To Elizabeth's relief, Mrs. Bennet was alone in her oblivious good spirits. It was nothing new to see Mary moping around looking sour, but eventually even Lydia and Kitty lost interest in their mother's fussing over Elizabeth. By midafternoon, they were half-heartedly sparring with yari spears out on the front lawn. For weeks, the girls had longed for a day without training, a day they could devote to gossip and mischief and dreams of their own balls and gentleman callers. And now that they finally had such a day, they seemed so bored they'd welcome a horde of unmentionables with open arms.

Elizabeth was tempted to grab a spear and join them, and her restlessness grew so acute she asked her mother again and again if they might set out for Netherfield early so as to check on Jane. Yet Mrs. Bennet poohpoohed the idea every time. "His Lordship doesn't need us barging in just as he's getting to know your sister," she'd say. Eventually, however—when she had been stuffed into the last of the various layers a lady must keep between herself and all others—Mrs. Bennet announced that they'd be leaving Longbourn ahead of schedule, after all. Her old acquaintance Capt. Cannon had extended an invitation for a tour of his encampment, she said, and now seemed the perfect time to accept his gracious offer.

Soon after, she and Elizabeth were waving good-bye to Mary, Kitty, Lydia, and Mrs. Hill as the Bennets' carriage rolled off. It was a bright, warm day, yet though Mrs. Bennet prattled on about its beauty, for Elizabeth the sunshine merely meant the shadows of the surrounding woods were all the darker and more impenetrable by comparison.
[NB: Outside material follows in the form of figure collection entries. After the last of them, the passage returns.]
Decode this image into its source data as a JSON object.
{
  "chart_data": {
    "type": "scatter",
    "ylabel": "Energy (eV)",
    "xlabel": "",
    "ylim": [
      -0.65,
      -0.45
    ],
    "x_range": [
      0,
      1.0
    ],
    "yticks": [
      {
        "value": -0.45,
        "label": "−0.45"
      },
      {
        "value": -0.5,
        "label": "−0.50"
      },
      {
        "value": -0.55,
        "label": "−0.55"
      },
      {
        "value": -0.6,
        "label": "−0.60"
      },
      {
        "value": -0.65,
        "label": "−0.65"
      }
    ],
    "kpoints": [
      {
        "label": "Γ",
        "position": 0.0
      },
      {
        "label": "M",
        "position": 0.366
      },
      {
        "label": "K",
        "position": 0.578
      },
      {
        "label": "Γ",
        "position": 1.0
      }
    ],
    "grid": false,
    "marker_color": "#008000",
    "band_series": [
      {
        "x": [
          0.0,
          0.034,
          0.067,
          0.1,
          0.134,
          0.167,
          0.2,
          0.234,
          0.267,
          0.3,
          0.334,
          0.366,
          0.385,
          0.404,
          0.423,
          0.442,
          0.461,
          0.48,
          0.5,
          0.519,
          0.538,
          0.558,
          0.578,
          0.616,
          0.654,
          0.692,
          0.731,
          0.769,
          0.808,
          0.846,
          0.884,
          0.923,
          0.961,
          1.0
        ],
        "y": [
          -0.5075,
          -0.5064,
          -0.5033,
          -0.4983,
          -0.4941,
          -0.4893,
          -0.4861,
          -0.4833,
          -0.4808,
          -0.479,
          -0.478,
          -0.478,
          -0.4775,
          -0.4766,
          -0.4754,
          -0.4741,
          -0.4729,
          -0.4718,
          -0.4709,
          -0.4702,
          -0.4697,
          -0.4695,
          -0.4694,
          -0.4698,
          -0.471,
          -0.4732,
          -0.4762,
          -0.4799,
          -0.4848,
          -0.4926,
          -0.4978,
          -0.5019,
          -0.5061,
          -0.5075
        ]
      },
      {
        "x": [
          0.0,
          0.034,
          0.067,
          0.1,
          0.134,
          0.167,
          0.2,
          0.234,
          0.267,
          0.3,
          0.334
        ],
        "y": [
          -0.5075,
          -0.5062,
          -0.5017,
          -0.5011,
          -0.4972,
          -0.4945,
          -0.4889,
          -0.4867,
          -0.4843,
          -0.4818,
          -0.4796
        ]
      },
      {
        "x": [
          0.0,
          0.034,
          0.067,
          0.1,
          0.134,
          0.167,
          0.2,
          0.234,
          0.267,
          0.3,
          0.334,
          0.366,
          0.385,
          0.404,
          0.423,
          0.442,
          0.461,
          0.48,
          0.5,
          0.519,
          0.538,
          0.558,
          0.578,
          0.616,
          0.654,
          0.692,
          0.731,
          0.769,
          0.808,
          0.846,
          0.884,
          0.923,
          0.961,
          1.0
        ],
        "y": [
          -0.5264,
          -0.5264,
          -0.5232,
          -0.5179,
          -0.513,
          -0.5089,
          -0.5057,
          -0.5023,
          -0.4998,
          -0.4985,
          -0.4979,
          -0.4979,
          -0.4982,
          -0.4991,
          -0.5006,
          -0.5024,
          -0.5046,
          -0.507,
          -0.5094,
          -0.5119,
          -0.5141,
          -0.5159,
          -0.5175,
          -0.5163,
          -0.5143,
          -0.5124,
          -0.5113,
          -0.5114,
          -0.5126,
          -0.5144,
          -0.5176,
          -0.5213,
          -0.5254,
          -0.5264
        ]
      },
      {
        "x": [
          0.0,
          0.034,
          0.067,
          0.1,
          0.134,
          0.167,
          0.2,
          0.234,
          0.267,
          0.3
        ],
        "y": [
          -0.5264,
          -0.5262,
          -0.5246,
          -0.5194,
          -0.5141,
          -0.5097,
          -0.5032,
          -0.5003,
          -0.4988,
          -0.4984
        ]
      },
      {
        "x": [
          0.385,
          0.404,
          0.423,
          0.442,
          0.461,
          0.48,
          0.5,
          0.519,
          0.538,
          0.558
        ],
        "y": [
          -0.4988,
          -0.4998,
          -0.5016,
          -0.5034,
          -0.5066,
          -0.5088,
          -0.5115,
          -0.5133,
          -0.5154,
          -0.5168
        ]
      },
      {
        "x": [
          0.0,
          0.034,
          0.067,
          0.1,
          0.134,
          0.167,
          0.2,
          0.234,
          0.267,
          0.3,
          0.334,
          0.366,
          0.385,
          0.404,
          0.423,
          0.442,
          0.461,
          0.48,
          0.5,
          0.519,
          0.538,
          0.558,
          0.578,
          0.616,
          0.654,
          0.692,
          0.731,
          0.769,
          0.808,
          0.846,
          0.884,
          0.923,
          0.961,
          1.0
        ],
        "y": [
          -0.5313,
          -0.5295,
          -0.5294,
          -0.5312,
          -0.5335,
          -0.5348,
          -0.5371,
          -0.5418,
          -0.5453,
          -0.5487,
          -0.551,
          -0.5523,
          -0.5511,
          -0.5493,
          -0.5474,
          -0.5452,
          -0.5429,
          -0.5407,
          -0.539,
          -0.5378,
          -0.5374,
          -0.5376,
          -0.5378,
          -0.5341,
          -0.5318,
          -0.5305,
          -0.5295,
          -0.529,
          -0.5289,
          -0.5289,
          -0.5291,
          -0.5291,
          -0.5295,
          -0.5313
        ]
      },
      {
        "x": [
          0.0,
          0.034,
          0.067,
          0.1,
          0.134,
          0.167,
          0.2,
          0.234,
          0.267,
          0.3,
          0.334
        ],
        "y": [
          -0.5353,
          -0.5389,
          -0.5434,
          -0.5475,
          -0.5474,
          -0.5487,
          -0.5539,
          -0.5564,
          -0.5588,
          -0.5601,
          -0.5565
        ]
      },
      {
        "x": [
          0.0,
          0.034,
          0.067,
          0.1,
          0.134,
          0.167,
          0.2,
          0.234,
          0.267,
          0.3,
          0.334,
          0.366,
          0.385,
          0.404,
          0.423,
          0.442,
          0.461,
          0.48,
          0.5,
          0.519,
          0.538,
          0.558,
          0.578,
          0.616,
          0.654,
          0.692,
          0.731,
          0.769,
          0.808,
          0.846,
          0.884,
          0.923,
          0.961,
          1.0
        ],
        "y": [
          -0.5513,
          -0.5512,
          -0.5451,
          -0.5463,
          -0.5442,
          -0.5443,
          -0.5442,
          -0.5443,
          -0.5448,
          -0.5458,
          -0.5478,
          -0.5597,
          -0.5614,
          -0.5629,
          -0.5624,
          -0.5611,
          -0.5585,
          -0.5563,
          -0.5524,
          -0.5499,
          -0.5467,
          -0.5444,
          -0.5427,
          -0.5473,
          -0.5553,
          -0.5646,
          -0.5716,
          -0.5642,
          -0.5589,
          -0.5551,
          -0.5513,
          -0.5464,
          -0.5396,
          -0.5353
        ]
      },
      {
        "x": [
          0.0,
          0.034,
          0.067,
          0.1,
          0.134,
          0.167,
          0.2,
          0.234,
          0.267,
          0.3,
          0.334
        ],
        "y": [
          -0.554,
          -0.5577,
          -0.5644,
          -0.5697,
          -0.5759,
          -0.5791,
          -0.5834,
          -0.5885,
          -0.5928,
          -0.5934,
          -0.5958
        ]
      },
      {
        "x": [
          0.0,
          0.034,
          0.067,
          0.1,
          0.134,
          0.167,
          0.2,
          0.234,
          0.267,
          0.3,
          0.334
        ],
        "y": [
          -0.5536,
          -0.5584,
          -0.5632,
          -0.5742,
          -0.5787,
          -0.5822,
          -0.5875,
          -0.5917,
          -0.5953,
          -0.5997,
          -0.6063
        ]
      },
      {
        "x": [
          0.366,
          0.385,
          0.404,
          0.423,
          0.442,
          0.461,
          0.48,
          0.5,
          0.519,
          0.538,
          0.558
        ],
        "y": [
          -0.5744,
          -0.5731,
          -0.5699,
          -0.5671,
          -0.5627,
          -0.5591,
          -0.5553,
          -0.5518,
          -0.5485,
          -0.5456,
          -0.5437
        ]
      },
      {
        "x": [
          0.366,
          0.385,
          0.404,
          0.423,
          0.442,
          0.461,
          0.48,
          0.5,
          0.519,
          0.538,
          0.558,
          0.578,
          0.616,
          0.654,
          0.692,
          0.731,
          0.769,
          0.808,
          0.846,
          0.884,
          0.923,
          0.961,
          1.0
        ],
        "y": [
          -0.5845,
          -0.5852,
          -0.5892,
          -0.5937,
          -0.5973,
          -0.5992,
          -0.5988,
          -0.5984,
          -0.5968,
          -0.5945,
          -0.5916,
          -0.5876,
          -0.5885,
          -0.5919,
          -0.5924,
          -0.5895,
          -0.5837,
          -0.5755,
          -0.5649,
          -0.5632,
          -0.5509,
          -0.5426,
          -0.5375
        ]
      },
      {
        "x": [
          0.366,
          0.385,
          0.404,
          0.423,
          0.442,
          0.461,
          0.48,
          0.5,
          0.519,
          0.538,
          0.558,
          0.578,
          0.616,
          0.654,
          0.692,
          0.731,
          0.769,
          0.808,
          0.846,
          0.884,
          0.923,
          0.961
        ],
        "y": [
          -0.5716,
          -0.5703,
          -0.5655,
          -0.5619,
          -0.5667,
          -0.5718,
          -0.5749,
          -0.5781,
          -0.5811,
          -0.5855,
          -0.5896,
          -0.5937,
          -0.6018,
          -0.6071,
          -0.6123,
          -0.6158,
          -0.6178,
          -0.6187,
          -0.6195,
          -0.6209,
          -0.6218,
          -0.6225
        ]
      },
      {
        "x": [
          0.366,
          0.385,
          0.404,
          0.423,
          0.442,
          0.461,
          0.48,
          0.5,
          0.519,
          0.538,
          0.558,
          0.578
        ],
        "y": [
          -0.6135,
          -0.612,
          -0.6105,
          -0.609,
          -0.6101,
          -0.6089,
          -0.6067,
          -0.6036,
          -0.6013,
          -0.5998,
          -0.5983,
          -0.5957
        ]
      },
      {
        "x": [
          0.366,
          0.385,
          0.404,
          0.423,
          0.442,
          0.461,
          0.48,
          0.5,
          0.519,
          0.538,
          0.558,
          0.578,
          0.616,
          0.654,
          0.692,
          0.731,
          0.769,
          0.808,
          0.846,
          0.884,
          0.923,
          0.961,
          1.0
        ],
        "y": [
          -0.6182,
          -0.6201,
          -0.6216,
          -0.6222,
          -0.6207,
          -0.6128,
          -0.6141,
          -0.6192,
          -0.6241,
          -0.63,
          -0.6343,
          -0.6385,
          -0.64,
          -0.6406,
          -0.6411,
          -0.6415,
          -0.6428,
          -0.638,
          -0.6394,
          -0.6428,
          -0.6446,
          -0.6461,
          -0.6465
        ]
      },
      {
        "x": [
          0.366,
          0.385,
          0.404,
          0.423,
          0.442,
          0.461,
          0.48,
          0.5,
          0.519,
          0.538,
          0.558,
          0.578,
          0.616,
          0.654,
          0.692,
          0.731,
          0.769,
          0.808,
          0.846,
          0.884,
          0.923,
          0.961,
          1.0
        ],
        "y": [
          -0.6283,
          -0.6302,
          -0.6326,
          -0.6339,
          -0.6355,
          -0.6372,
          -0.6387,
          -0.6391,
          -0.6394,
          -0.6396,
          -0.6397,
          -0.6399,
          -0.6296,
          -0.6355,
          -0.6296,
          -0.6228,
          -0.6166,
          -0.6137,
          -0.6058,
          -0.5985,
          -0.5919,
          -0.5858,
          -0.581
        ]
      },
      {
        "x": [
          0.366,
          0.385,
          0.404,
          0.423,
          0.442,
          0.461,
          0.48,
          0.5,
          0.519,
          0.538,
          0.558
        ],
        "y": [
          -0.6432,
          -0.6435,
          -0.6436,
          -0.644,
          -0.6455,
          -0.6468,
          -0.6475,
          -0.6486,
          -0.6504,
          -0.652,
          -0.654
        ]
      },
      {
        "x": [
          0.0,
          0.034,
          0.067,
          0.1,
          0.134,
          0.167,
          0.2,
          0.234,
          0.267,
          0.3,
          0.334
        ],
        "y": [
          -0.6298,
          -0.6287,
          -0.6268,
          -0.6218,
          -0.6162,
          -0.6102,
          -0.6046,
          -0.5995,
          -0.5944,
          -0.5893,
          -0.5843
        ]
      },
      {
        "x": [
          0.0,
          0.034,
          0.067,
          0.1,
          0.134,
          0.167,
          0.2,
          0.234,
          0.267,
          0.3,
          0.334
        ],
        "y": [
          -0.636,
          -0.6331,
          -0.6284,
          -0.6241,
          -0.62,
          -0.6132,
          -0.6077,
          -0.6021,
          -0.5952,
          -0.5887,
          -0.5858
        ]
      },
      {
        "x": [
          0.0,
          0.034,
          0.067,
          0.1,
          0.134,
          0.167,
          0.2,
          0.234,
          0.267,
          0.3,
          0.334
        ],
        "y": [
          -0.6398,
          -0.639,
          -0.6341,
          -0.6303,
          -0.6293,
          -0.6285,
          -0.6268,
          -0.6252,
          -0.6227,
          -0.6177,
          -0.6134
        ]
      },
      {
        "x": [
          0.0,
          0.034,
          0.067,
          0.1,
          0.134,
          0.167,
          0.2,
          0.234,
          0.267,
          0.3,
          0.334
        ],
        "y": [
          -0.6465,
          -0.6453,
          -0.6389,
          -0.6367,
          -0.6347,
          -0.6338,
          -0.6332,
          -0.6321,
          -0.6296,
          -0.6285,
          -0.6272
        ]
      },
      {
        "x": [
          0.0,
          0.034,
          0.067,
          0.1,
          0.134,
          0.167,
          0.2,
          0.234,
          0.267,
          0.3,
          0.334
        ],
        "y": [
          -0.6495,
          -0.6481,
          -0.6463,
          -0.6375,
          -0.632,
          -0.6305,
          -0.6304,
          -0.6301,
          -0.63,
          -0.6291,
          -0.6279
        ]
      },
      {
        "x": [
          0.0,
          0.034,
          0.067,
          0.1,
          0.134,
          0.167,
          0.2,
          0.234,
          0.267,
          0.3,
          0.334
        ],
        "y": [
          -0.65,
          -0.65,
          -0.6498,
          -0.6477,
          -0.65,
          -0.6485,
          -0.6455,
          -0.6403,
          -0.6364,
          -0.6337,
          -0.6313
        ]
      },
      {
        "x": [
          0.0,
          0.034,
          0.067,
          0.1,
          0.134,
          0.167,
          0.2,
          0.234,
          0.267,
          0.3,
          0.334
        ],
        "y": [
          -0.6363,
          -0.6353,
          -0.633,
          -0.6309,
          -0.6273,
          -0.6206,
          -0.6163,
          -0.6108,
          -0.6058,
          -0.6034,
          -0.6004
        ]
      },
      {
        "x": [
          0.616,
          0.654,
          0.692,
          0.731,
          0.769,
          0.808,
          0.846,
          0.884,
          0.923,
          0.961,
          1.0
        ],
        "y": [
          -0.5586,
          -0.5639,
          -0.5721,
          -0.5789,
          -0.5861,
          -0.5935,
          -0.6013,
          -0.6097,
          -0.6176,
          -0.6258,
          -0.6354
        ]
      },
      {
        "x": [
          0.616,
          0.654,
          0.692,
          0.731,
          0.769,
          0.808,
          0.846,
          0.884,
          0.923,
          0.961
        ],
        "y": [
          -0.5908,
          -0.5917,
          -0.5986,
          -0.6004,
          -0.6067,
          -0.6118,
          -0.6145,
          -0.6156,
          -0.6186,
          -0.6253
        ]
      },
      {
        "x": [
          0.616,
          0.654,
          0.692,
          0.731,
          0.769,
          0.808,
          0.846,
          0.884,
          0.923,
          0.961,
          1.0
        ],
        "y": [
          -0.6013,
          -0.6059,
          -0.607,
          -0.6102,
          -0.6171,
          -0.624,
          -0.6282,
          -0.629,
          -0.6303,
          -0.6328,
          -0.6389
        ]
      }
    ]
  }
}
Indeed, she couldn't stop staring off into the trees and bracken, and several times she thought she caught a blurry flurry of movement and a whiff of putrescence upon the air. Once, when turning her head, she even got a glimpse of a small, childlike figure peering back at her from behind a tree. But by the time Elizabeth again focused on the spot where it had been, she saw nothing, and she could but conclude it had been a phantasm conjured up by her own overstoked imagination. All the same, her palms itched, and the back of her neck tingled with something that should have been dread, but was not.

As they neared Netherfield Park, they could hear the occasional pop of a distant gunshot, and when they rounded the final bend before the main drive they found themselves confronted not by a single sentry but a picket line of five, all with their muskets raised.